Les développements récents révèlent une tendance inquiétante : le chevauchement croissant entre les pratiques commerciales en matière de données, les excès des forces de l’ordre et la surveillance gouvernementale incontrôlée. Depuis l’Immigration and Customs Enforcement (ICE) qui recherche agressivement des outils de données avancés jusqu’au Department of Health and Human Services (HHS) qui déploie l’IA pour cibler les bénéficiaires de subventions sur la base de motifs idéologiques, la frontière entre sécurité publique et répression politique s’estompe rapidement.
L’expansion des capacités de surveillance
L’ICE explore activement la manière dont les outils de « technologie publicitaire » et de « mégadonnées » peuvent être intégrés dans les enquêtes, signalant une évolution vers des tactiques de surveillance de masse auparavant réservées au secteur privé. Cette décision soulève des questions fondamentales concernant la procédure régulière, la confidentialité des données et les risques d’abus. Pendant ce temps, les législateurs conservateurs font pression pour des mesures telles que des taxes sur la pornographie et des lois strictes sur la vérification de l’âge, qui, selon les critiques, sont inconstitutionnelles et érodent davantage les libertés numériques.

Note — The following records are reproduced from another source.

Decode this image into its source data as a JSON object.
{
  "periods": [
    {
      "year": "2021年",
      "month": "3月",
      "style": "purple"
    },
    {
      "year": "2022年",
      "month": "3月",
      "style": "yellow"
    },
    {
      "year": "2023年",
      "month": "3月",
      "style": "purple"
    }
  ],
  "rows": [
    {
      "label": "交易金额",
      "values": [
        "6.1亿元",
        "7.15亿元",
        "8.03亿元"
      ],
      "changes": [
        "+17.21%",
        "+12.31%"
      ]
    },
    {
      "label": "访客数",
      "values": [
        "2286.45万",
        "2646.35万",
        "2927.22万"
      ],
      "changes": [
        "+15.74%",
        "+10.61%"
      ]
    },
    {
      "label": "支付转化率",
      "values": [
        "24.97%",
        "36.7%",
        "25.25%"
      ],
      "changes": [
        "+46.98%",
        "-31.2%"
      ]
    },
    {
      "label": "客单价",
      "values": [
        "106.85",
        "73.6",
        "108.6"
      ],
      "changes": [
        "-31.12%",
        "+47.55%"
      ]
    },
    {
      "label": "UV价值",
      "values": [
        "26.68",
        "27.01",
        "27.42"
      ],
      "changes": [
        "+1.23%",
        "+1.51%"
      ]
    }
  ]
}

Conformité des entreprises et accès gouvernemental
L’aveu de Microsoft selon lequel il fournit des clés de chiffrement Bitlocker aux forces de l’ordre souligne à quel point les entreprises technologiques collaborent volontiers avec la surveillance gouvernementale. La Federal Aviation Administration (FAA) a également restreint les vols de drones au-dessus des opérations du Département de la Sécurité intérieure (DHS), soulignant la militarisation croissante de l’espace aérien intérieur. Ces actions démontrent la volonté des entreprises et des agences gouvernementales de donner la priorité à la sécurité plutôt qu’aux libertés individuelles.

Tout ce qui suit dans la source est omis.